Today, we’re talking about why the war in Ukraine was such a dud for the bears.
Things got scary for a while, with open discussion of nuclear war. That seems to have abated. People were starting to believe Putin was not a rational actor, that he might drop a nuke somewhere, but it looks like the economic sanctions have been effective enough that he doesn’t want any more trouble. Russia will default on its foreign debt, imminently.
Here is how this works. Anytime the stock market faces uncertainty that is possibly negative, people extrapolate to the worst possible outcome and work backward from there. In the case of the pandemic, people imagined tens of millions of deaths and years of lockdown. The stock market tanked 35% in a month.
With Ukraine, once the stock market got over the nuclear fears, it viewed the conflict as something relatively contained and unlikely to spread. Sure, it is possible Russia will go after NATO members next, like Poland and the Baltic states, but not anytime soon. So, the stock market dropped 12%, and that was the end of that.
A lot of people are accusing the stock market of being irrational, in that it didn’t go down more, but I think it went down the correct amount. Crucially, volatility didn’t rise much, and credit spreads didn’t blow out, which tells you there was absolutely no panic. One bad part of the pandemic was all the uncertainty, and the worst-case scenario was pretty terrifying.
The market is smarter than you or I. In the beginning of the war, I was tweeting about how we were all going to get nuked into glass—and the VIX was below 30. It didn’t make sense. But the market discounting machine was working just fine. It knew before you or I did that the conflict was a stalemate and that Putin wasn’t a madman. Funny how that works.
The Financial Crisis
If we go back and look at some of the great bear markets, why was the financial crisis so bad? Because the financial system came *this close* to imploding when money markets froze up before the Fed backstopped them. Most people have no idea how close we came to walking around in barrels with suspenders. There was a great deal of leverage involved, and it’s the leverage that kills.
Notably, there is not much leverage in the system today, outside of corporates. And corporates have an implicit Fed put, having already been bailed out two years ago at the beginning of the pandemic. You can’t think corporate bonds will implode without believing the default rate will increase, and there was nothing in this mini crisis that had any nexus to corporations defaulting. Hence, it was not as bad as it seemed.
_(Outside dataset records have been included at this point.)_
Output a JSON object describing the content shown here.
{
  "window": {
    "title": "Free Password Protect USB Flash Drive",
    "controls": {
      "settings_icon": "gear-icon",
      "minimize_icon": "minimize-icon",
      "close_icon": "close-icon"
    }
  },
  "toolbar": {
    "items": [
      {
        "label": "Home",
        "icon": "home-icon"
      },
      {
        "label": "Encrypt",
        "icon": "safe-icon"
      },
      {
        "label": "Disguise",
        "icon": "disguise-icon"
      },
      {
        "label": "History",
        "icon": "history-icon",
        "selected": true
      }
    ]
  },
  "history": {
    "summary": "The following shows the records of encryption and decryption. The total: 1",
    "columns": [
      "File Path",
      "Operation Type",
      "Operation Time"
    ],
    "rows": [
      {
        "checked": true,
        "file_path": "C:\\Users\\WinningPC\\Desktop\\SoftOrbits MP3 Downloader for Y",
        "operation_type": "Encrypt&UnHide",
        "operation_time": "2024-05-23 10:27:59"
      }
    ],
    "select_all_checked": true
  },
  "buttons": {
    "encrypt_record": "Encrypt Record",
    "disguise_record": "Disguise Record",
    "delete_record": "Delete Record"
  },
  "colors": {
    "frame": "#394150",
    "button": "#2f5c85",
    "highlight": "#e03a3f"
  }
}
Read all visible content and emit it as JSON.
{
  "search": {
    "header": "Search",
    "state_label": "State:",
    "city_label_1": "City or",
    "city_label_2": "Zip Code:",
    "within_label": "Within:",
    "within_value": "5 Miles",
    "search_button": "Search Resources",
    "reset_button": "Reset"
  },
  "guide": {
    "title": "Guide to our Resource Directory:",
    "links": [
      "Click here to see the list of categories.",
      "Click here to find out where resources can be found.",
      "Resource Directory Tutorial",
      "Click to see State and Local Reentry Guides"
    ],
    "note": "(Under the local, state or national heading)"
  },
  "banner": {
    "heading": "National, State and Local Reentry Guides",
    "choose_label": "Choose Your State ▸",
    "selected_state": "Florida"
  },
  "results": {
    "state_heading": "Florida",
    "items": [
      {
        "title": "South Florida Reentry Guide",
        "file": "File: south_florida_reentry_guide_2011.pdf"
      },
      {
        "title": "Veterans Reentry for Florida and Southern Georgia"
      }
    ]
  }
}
The dot-com bubble didn’t have much in the way of leverage, but we were coming off sky-high valuations. So, stocks had a long way to fall. Valuations of the big tech companies have been steadily compressing—Facebook (FB) is practically a value stock at this point. And the growth/innovation stocks were already 60% off the highs.
The 1970s
If the ‘70s are the analog here, what worked in the ‘70s? Commodities worked, bonds didn’t work, and stocks went sideways for 10 years. That seems to be the playbook here. Commodity prices, whether they are energy, metals, or agriculture, are levitating every day, which indicates that people have figured this out. The Bloomberg Aggregate Bond Index is now down over 7% year to date, which is an absolute horror show. And people say investing is hard.
Well, it is hard because people have difficulty zooming out and looking at the big picture. They get caught up in the daily fluctuations. One thing I will say about the big macro hedge fund managers—they have an uncanny ability to zoom out and look at the bigger picture. Twelve percent is not that big of a correction, and that’s what we just had. People tend to hyperventilate and think this time is the big one. But it never is. In fact, we’ve only had four big ones in the last 100 years, where stocks dropped 50% or more. Tough to bet on something that only comes along every 25 years on average. And we just had two of them in quick succession.
If you’re wondering why the stock market didn’t crash, and you’re the embarrassed owner of a bunch of busted put options, that’s why. Being short is impossible, and hedging is expensive. Sentiment, at this point, is neutral, and there is no catalyst for another leg lower. Some people say that a bunch of rate hikes will do it—in fact, that seems to be the consensus—but I tend to doubt it.